As an example, he discussed the experience of survivors of war arriving in camps for refugees or internally displaced persons. Under previous practice, the camp workers would assume that people arriving at the camp would be traumatised, and would start their treatment on this basis. They found that rather than decreasing the levels of trauma, this actually increased them. Many of the arrivals didn’t consider themselves victims, and to have victimhood forced on them was itself traumatising.

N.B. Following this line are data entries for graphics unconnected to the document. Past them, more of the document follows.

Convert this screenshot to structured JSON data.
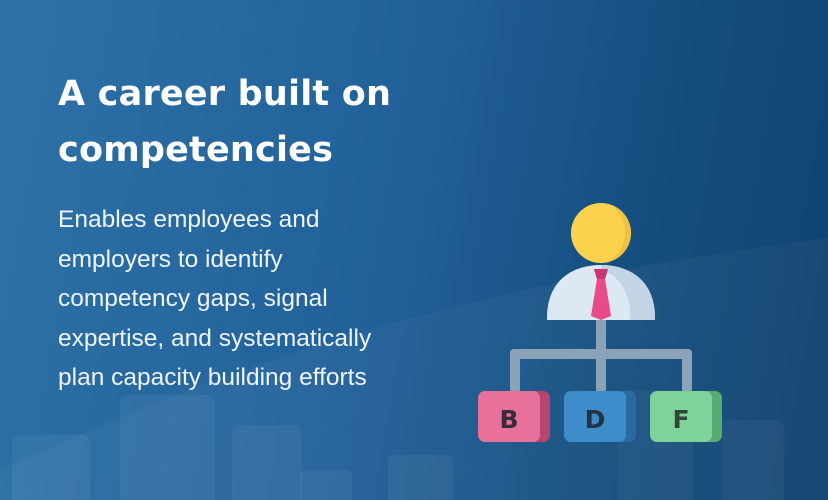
{
  "headline": {
    "line1": "A career built on",
    "line2": "competencies"
  },
  "description": {
    "line1": "Enables employees and",
    "line2": "employers to identify",
    "line3": "competency gaps, signal",
    "line4": "expertise, and systematically",
    "line5": "plan capacity building efforts"
  },
  "org_chart": {
    "boxes": [
      {
        "letter": "B",
        "color": "#e8719b"
      },
      {
        "letter": "D",
        "color": "#3f8ccb"
      },
      {
        "letter": "F",
        "color": "#7fd29a"
      }
    ]
  },
  "colors": {
    "background_start": "#2d72a6",
    "background_end": "#0f4270",
    "tie": "#e94b86",
    "head": "#fbd24d",
    "shirt": "#dce8f4",
    "connector": "#8aa3b8"
  }
}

A new approach was to attempt to understand each camp arrival on their own terms. To be ready to appreciate and value their resilience in escaping a war zone and making it to relative safety. To be ready to treat trauma if it became apparent, but all the more to recognise and celebrate the strength, experience and knowledge that each person brought.

As I look around our social and political discourse, I wonder how often we see the traumatisation of the previously untraumatised. How often do we tell people ‘you are suffering’, ‘you are traumatised’, ‘you deserve pity’, ‘you need help’, without first asking them ‘how do you feel?’, ‘what do you need?’ And by doing so, how often do we propagate traumas not rooted in primary experiences, but rather in our imposed, secondary perception of them?

And how often are these patterns of behaviour part of a self-perpetuating system? How often are these ripples of trauma deliberately propagated? How often are the newly traumatised collateral damage in our toxic political discourse?